Over the last two weeks, I read My Lunches with Orson: Conversations Between Henry Jaglom and Orson Welles. The book’s conversational structure between Welles and a young admirer from the 1960s and 1970s American film revolution recalls, in theory, This is Orson Welles the scholarly conversation book from conversations between Welles and Peter Bogdanovich, edited by Jonathan Rosenbaum. It turns out, though, that the two books bear little in common. True, fans of Welles may feel that they are in his presence, once again, and it’s hard to read his words and not hear that booming voice in your head.
But that’s where the similarities end. The book doesn’t have any of the in-depth analysis, scene-by-scene, film-by-film deconstruction that This is has. I don’t and can’t fault it for that. To my knowledge, his conversations with Bogdanovich were meant to be documents that would become an (auto)biography. The book never came to fruition in Welles’ lifetime, and Bogdanovich wanted to share the conversations with the world. This is a different book, from several years later and the end of Welles’ life.
Jaglom and Welles’ conversations are much more free-wheeling. The smallest things set Orson off. It’s a bit discouraging to read his nasty words about peers, not necessarily because they aren’t true, but because Welles knows better than anyone that words hurt. In a section of This Is Orson Welles, he specifically asks Bogdanovich to strike from the record the names of directors/actors he disparages, because as he says (and I’m paraphrasing now), “Words do hurt. It’s nice to think they don’t, but they do. Every time I read a bad thing about myself, it hurts…” you get the point. Ten years prior, Welles had no desire to go on the record bad-mouthing other directors. But his ire, in these conversations, is not reserved for merely Pauline Kael and John Houseman, he tears apart dozens of other performers, peers, producers, etc. etc.

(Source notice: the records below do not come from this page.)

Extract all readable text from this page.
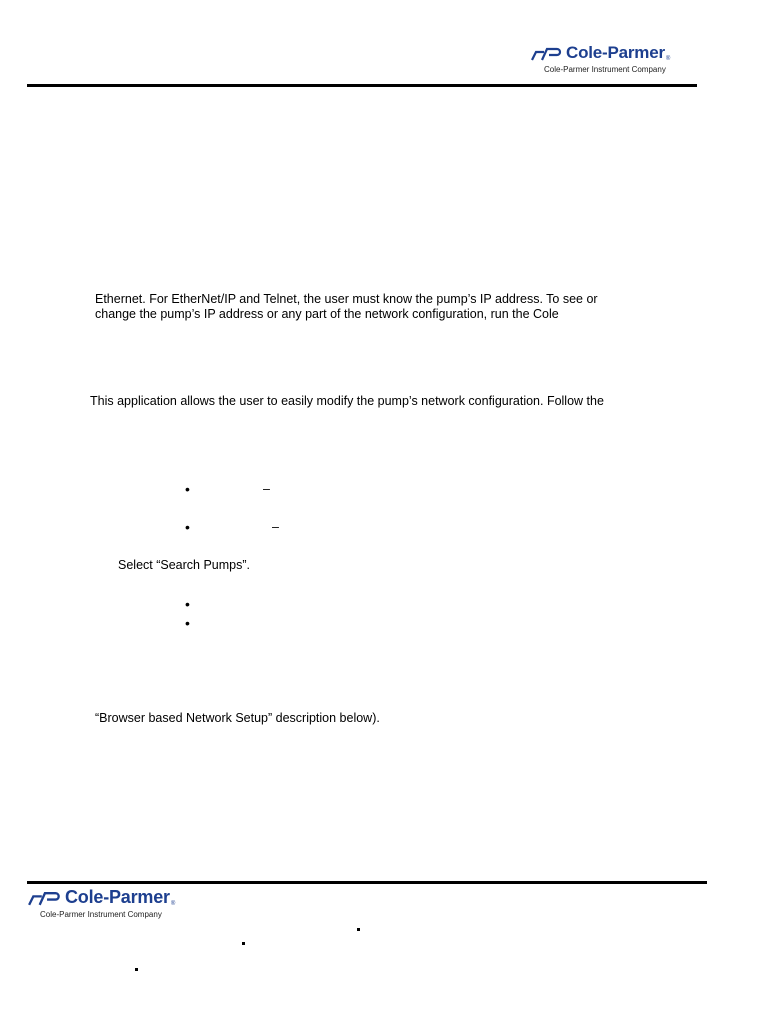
Cole-Parmer ®
Cole-Parmer Instrument Company
Ethernet. For EtherNet/IP and Telnet, the user must know the pump’s IP address. To see or
change the pump’s IP address or any part of the network configuration, run the Cole
This application allows the user to easily modify the pump’s network configuration. Follow the
•	–
•	–
Select “Search Pumps”.
•
•
“Browser based Network Setup” description below).
Cole-Parmer ®
Cole-Parmer Instrument Company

In general, the book is often not a fun read. You’d think it would be, based on the conversational nature…but it’s not. Welles often gets incredibly indignant and rude. He’s resentful in a way that just has me thinking that he was cranky and impatient like many senior citizens, and that’s sad. It’s sad to try to reconcile a childish impatience with the fact that he was one of
the hardest working people in showbiz, who died with a typewriter in his hand, working on something until the bitter end. I had trouble ploughing through the book, as long-winded rants about films/theatrical productions/other people just didn’t captivate me at all. But when I got to the second to last chapter, the weight of the book hit me. Orson is pitching a story to Susan Smith from HBO:
OW: In one sentence, it’s a miniseries set in Majorca or San Tropez, where the richest people in the world go. Or better, a dictatorship in a Central American country that is overthrown by a coup d’etat, and there is a revolution.”

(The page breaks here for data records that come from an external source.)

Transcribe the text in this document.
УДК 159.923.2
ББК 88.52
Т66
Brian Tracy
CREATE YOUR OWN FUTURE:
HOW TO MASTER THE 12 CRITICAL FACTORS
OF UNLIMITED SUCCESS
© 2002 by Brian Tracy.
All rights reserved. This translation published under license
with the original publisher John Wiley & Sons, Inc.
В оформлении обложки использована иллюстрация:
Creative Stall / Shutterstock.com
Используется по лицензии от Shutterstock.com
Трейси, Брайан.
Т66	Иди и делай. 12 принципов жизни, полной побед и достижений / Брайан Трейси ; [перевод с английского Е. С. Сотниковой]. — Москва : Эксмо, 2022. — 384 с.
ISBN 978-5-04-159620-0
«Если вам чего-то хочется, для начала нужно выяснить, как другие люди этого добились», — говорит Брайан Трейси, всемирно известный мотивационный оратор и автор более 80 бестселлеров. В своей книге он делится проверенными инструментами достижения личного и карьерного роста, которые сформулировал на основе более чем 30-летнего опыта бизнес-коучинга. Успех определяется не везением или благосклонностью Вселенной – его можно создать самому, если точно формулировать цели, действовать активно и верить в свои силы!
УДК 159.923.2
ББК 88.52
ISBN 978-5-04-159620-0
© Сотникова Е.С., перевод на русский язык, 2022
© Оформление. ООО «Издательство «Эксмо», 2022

As a Welles fan, and perhaps more importantly, promoter, I feel there’s a timeless quality to his films. His work pre-dates the noir era, but that movement in many ways owes so much to his style. His Touch of Evil is one of the finest films of the genre. Shakespeare and tales about the fall of once great families and peoples are timeless motifs. But the threats of fascism and the days of revolution just don’t seem to fit in the 1980s the way they did in the 1960s. This is totally subjective, but I found myself wondering during that passage: who makes a film about a Latin American coup d’etat in 1984? Even Welles’ last films were incredibly modern, with F for Fake and what we know about The Other Side of the Wind. That doesn’t sound like what he was pitching, though. Even compared to his other unfinished/unrealized projects of that time…it doesn’t quite fit in.
Time passed Welles by. Not everything he had to say was interesting, witty, intelligent, or decent in nature. I love Orson Welles dearly, and though his life is over, I find that when I read about his trials and tribulations, I still root for him, though I know he doesn’t win many of his battles. But even Welles was prone to banality and bitchiness. You do not need to read My Lunches With Orson. It’s just too sad.